Zum journalistischen Leitbild von t-online.ARD-Chef fordert große Reform Dafür geben ARD und ZDF ihre 8,4 Milliarden Euro aus
Die Finanzierung des öffentlich-rechtlichen Fernsehens löst immer wieder Streit aus. t-online erklärt, wohin unsere Rundfunkgebühren fließen.
Kritik an der Finanzierung des öffentlich-rechtlichen Fernsehens wird immer wieder laut, doch diesmal kommt sie vom Chef der ARD persönlich. "Mein fester Eindruck ist: Deutschland scheint uns in zehn Jahren nicht mehr in dem Umfang zu wollen – und auch finanzieren zu wollen wie heute", sagt Intendant Tom Buhrow bei einer Rede in Hamburg.
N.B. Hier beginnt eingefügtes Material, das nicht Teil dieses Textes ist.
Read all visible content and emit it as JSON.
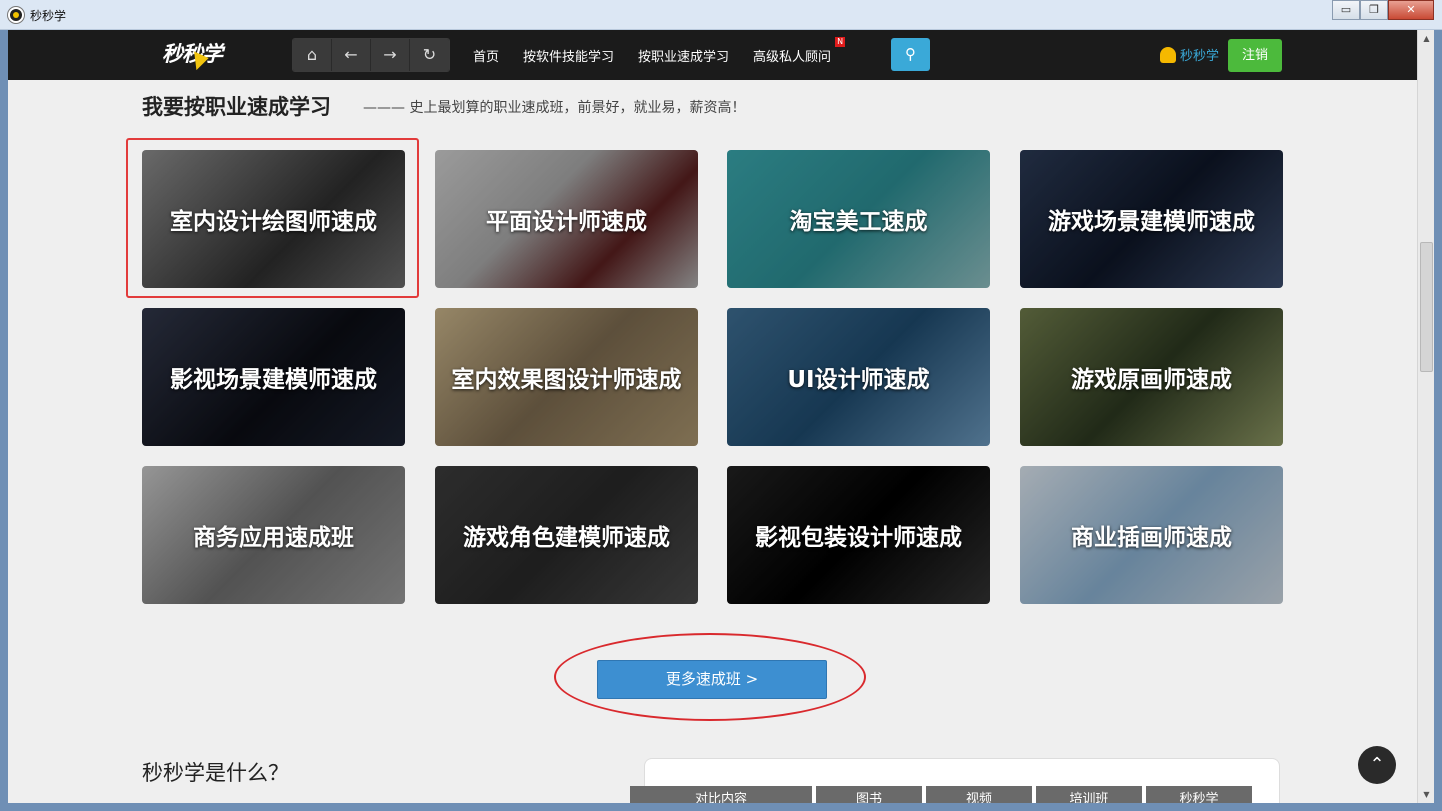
{
  "window": {
    "title": "秒秒学",
    "minimize": "▭",
    "maximize": "❐",
    "close": "✕"
  },
  "nav": {
    "logo": "秒秒学",
    "buttons": {
      "home": "⌂",
      "back": "←",
      "forward": "→",
      "refresh": "↻"
    },
    "links": [
      "首页",
      "按软件技能学习",
      "按职业速成学习",
      "高级私人顾问"
    ],
    "badge": "N",
    "search_icon": "⚲",
    "user": "秒秒学",
    "logout": "注销"
  },
  "section": {
    "title": "我要按职业速成学习",
    "subtitle": "——— 史上最划算的职业速成班，前景好，就业易，薪资高！"
  },
  "courses": [
    "室内设计绘图师速成",
    "平面设计师速成",
    "淘宝美工速成",
    "游戏场景建模师速成",
    "影视场景建模师速成",
    "室内效果图设计师速成",
    "UI设计师速成",
    "游戏原画师速成",
    "商务应用速成班",
    "游戏角色建模师速成",
    "影视包装设计师速成",
    "商业插画师速成"
  ],
  "more_button": "更多速成班 >",
  "what_title": "秒秒学是什么？",
  "compare_tabs": [
    "对比内容",
    "图书",
    "视频",
    "培训班",
    "秒秒学"
  ],
  "back_top": "⌃",
  "colors": {
    "nav_bg": "#1b1b1b",
    "accent_blue": "#3d8fd1",
    "logout_green": "#4cba3c",
    "highlight_red": "#e23b3b"
  }
}
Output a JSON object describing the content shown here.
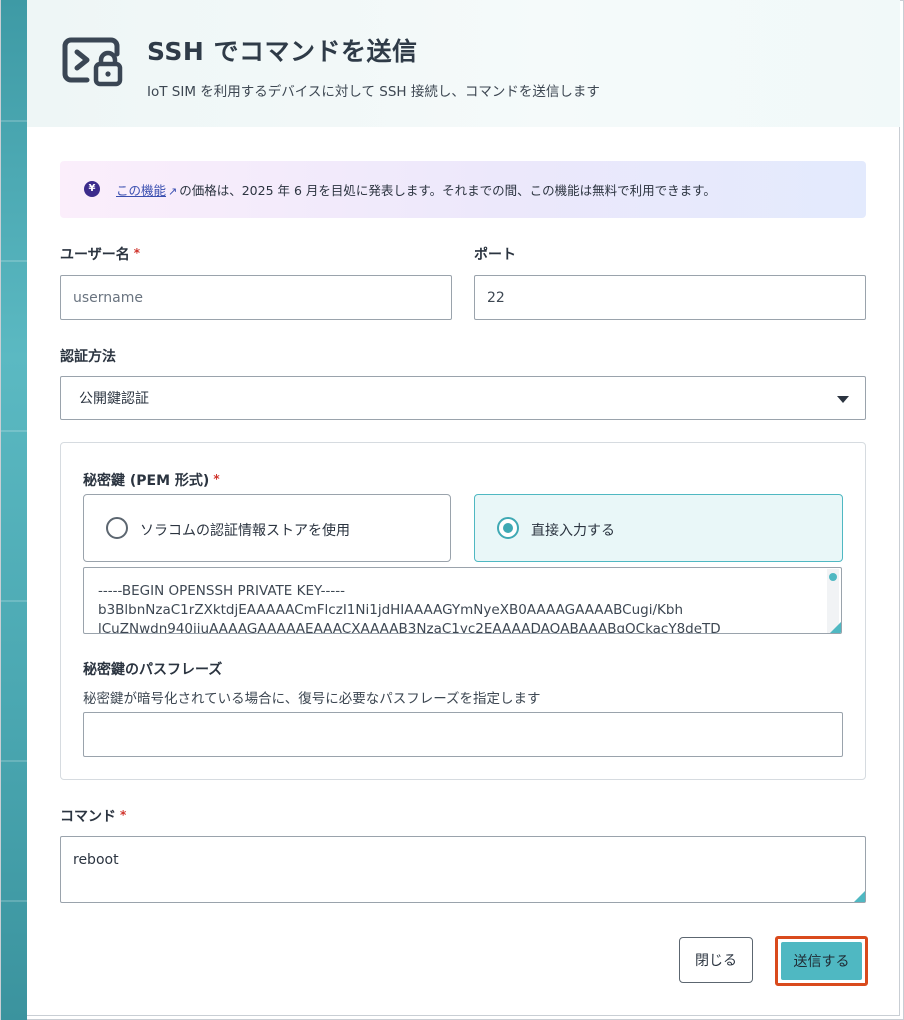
{
  "header": {
    "title": "SSH でコマンドを送信",
    "subtitle": "IoT SIM を利用するデバイスに対して SSH 接続し、コマンドを送信します",
    "icon": "terminal-lock-icon"
  },
  "notice": {
    "icon": "yen-icon",
    "link_text": "この機能",
    "text": "の価格は、2025 年 6 月を目処に発表します。それまでの間、この機能は無料で利用できます。"
  },
  "form": {
    "username": {
      "label": "ユーザー名",
      "required_mark": "*",
      "placeholder": "username"
    },
    "port": {
      "label": "ポート",
      "value": "22"
    },
    "auth_method": {
      "label": "認証方法",
      "selected": "公開鍵認証"
    },
    "private_key": {
      "label": "秘密鍵 (PEM 形式)",
      "required_mark": "*",
      "options": [
        {
          "label": "ソラコムの認証情報ストアを使用",
          "selected": false
        },
        {
          "label": "直接入力する",
          "selected": true
        }
      ],
      "value_lines": [
        "-----BEGIN OPENSSH PRIVATE KEY-----",
        "b3BlbnNzaC1rZXktdjEAAAAACmFlczI1Ni1jdHIAAAAGYmNyeXB0AAAAGAAAABCugi/Kbh",
        "lCuZNwdn940jiuAAAAGAAAAAEAAACXAAAAB3NzaC1yc2EAAAADAQABAAABgQCkacY8deTD"
      ]
    },
    "passphrase": {
      "label": "秘密鍵のパスフレーズ",
      "description": "秘密鍵が暗号化されている場合に、復号に必要なパスフレーズを指定します",
      "value": ""
    },
    "command": {
      "label": "コマンド",
      "required_mark": "*",
      "value": "reboot"
    }
  },
  "footer": {
    "close_label": "閉じる",
    "send_label": "送信する"
  },
  "colors": {
    "accent": "#4fb8c2",
    "highlight_outline": "#d94a1c",
    "required": "#d0342c"
  }
}
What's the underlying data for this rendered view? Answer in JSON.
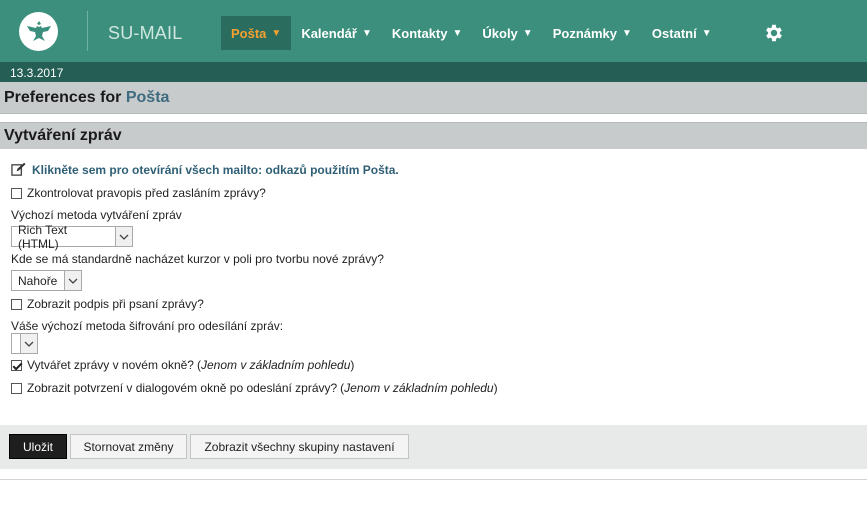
{
  "header": {
    "app_title": "SU-MAIL",
    "menu": [
      {
        "label": "Pošta",
        "active": true
      },
      {
        "label": "Kalendář",
        "active": false
      },
      {
        "label": "Kontakty",
        "active": false
      },
      {
        "label": "Úkoly",
        "active": false
      },
      {
        "label": "Poznámky",
        "active": false
      },
      {
        "label": "Ostatní",
        "active": false
      }
    ],
    "settings_icon": "gear-icon",
    "logo_icon": "eagle-logo-icon"
  },
  "date": "13.3.2017",
  "preferences": {
    "title_prefix": "Preferences for",
    "app_name": "Pošta"
  },
  "section": {
    "title": "Vytváření zpráv",
    "mailto_link": "Klikněte sem pro otevírání všech mailto: odkazů použitím Pošta.",
    "spellcheck_label": "Zkontrolovat pravopis před zasláním zprávy?",
    "spellcheck_checked": false,
    "compose_method_label": "Výchozí metoda vytváření zpráv",
    "compose_method_value": "Rich Text (HTML)",
    "cursor_label": "Kde se má standardně nacházet kurzor v poli pro tvorbu nové zprávy?",
    "cursor_value": "Nahoře",
    "signature_label": "Zobrazit podpis při psaní zprávy?",
    "signature_checked": false,
    "encryption_label": "Váše výchozí metoda šifrování pro odesílání zpráv:",
    "encryption_value": "",
    "new_window_label": "Vytvářet zprávy v novém okně?",
    "new_window_note": "Jenom v základním pohledu",
    "new_window_checked": true,
    "confirm_label": "Zobrazit potvrzení v dialogovém okně po odeslání zprávy?",
    "confirm_note": "Jenom v základním pohledu",
    "confirm_checked": false
  },
  "buttons": {
    "save": "Uložit",
    "cancel": "Stornovat změny",
    "show_all": "Zobrazit všechny skupiny nastavení"
  },
  "colors": {
    "topbar": "#3b8f7c",
    "datebar": "#245e54",
    "active_menu": "#f4a030"
  }
}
Aber woher kommt das Geld für ARD und ZDF und wie geben es die Sender aus? t-online hat einen Blick in den jüngsten Jahresbericht geworfen – und analysiert die wichtigsten Erkenntnisse mithilfe von Grafiken.
Es ist eine gigantische Summe, die 2021 per Rundfunkbeitrag für die öffentlich-rechtlichen TV-Sender und das Deutschlandradio zusammenkam: 8,4 Milliarden Euro. Im Vergleich zum Vorjahr bedeutet das einen Zuwachs von knapp vier Prozent. Ein Blick auf den Zehn-Jahres-Verlauf zeigt: Seit 2017 ist der Ertrag für die Öffentlich-Rechtlichen kontinuierlich gestiegen. Das liegt an zwei Faktoren: Im Jahr 2015 wurde der Rundfunkbeitrag mit Wirkung zum 01. April von 17,98 Euro auf 17,50 Euro gesenkt. So ist das Ertragstal, deutlich zu sehen in der Kurve oben, in den Jahren 2016 und 2017 zu erklären.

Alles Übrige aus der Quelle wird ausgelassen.